Communication problems can occur in various ways, for people who suffer from autism. The challenges faced by them while communicating are as follows:
Communication requires a person to make eye contact with another person or even make certain gestures. People with autism will have serious trouble in meeting up with the conversational skills.
They would have difficulty in understanding the meaning of words, which are out of context from what they have actually learned.
They would have very little understanding of the meaning of words and symbols.
Treatment through Speech Therapy
Speech therapy can help children get rid of the problems in speaking, as well as those related to communicating and interacting with others. This involves non-verbal skills such as making direct eye contact, taking initiative in conversations and understanding of different kinds of gestures.
This therapy can also teach children the art of expressing themselves by using picture symbols, computers or through sign language.

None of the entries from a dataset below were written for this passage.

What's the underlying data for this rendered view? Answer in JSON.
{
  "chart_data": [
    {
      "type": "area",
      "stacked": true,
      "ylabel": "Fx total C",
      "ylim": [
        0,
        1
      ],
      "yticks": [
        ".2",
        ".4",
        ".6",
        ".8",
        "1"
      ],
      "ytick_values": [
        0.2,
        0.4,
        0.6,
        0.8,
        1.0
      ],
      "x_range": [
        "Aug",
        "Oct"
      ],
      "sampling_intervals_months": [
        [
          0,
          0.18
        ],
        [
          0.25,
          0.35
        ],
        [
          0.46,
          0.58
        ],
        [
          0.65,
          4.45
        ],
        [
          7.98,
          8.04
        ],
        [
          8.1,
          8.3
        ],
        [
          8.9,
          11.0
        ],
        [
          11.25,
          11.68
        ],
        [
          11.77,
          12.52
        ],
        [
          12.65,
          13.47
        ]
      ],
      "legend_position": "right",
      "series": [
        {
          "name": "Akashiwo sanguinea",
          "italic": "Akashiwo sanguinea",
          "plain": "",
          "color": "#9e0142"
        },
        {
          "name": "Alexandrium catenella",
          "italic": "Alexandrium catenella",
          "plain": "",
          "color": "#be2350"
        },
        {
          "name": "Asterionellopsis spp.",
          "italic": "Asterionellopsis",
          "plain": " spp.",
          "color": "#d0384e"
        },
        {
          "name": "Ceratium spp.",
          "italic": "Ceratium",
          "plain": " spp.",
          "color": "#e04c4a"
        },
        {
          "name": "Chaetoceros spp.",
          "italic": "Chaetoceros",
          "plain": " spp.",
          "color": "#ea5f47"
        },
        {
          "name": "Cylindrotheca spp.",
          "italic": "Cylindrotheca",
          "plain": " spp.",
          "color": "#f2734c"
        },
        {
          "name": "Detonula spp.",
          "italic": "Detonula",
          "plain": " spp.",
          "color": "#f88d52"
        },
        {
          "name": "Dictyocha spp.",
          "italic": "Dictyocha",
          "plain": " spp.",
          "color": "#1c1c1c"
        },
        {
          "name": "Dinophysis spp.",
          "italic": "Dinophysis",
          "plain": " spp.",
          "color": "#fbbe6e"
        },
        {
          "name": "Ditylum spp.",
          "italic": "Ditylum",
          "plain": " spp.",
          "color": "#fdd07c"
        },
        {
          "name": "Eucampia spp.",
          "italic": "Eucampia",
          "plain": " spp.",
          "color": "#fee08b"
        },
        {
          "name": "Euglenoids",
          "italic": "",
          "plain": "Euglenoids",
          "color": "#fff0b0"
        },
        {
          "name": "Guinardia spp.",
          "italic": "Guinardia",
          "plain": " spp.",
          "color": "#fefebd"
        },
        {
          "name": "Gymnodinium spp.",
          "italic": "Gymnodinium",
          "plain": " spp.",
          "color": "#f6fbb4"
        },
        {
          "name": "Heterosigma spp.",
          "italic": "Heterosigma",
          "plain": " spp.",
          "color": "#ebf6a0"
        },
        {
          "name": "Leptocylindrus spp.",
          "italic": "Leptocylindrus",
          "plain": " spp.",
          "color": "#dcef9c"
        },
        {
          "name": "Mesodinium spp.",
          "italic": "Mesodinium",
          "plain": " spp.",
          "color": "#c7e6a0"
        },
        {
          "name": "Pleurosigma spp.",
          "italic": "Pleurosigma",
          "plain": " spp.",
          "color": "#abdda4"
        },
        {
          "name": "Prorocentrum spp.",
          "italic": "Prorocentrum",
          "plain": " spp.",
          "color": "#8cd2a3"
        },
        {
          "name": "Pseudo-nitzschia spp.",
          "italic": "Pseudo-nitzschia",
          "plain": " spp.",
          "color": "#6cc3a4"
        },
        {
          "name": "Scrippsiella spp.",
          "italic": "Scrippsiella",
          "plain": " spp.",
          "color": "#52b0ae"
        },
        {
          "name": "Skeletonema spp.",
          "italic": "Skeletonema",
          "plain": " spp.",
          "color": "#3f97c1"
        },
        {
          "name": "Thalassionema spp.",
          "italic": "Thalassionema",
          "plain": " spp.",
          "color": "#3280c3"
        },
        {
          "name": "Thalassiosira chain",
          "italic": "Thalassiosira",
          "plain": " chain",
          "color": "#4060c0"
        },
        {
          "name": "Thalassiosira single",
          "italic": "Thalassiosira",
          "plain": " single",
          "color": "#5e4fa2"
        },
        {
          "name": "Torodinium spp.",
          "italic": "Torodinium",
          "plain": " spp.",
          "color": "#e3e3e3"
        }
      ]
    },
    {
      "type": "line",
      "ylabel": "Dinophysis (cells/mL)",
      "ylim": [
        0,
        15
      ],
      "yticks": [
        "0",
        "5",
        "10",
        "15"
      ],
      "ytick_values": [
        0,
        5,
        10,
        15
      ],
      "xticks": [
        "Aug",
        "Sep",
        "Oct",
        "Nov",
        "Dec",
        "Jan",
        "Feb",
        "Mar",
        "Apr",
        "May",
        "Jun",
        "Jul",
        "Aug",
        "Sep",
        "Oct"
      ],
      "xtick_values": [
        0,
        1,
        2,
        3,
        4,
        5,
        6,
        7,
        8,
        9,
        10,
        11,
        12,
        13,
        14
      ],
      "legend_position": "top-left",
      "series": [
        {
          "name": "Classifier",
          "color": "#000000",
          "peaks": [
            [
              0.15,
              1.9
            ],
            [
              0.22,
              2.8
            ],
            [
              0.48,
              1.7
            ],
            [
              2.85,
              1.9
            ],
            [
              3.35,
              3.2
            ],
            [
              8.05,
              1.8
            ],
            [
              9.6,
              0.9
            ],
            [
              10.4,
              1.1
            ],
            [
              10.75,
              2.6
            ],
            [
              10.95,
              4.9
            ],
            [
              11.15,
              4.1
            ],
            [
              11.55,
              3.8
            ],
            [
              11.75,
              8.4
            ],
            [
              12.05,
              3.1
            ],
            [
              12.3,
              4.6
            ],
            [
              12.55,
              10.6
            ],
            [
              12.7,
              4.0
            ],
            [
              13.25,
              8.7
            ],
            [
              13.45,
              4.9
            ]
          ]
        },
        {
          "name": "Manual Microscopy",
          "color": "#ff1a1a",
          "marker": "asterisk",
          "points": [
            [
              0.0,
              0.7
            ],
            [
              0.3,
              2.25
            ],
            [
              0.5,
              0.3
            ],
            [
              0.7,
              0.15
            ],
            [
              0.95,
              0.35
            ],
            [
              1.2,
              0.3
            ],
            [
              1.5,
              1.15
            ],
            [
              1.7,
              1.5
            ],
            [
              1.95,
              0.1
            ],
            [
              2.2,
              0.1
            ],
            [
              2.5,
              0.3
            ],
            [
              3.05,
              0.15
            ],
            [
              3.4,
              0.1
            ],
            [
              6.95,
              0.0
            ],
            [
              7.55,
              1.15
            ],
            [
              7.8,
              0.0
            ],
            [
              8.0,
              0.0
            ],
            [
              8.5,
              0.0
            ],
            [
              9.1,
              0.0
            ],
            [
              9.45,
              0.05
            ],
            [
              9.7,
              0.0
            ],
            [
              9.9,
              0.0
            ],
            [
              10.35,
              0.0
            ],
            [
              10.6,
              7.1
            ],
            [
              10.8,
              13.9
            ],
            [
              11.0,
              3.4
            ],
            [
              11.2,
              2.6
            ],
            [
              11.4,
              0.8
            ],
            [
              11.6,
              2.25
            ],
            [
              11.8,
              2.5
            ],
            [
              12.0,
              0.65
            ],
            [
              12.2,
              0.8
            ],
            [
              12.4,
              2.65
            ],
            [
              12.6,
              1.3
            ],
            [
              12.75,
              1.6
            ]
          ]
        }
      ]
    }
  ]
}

Five Principles of Speech Therapy
There are basically five principles used as a framework, to work upon in speech therapy with children, suffering from autism. They include:
Establishing Functional Communication In A Spontaneous Manner –
Providing Social Instruction in Different Settings throughout the Day
Target Peer Interactions
Even Provide Training and Support to Other Adults
Look to Fine Tune Communication Skills as Other Areas Improve.
Language disorder is commonly known as language impairment, it is a common childhood disorder, which makes it difficult for kids to understand what the people around them are saying to them and to face difficulty in following simple directions, it also includes difficulty in expressing the thoughts and feeling through speech.
Language disorder can be classified as:
Symptoms of language disorder:
What you should do?
As language disorder is one of common issue in kids, this can be managed and cured well to improve after all the required knowledge and best practices to follow.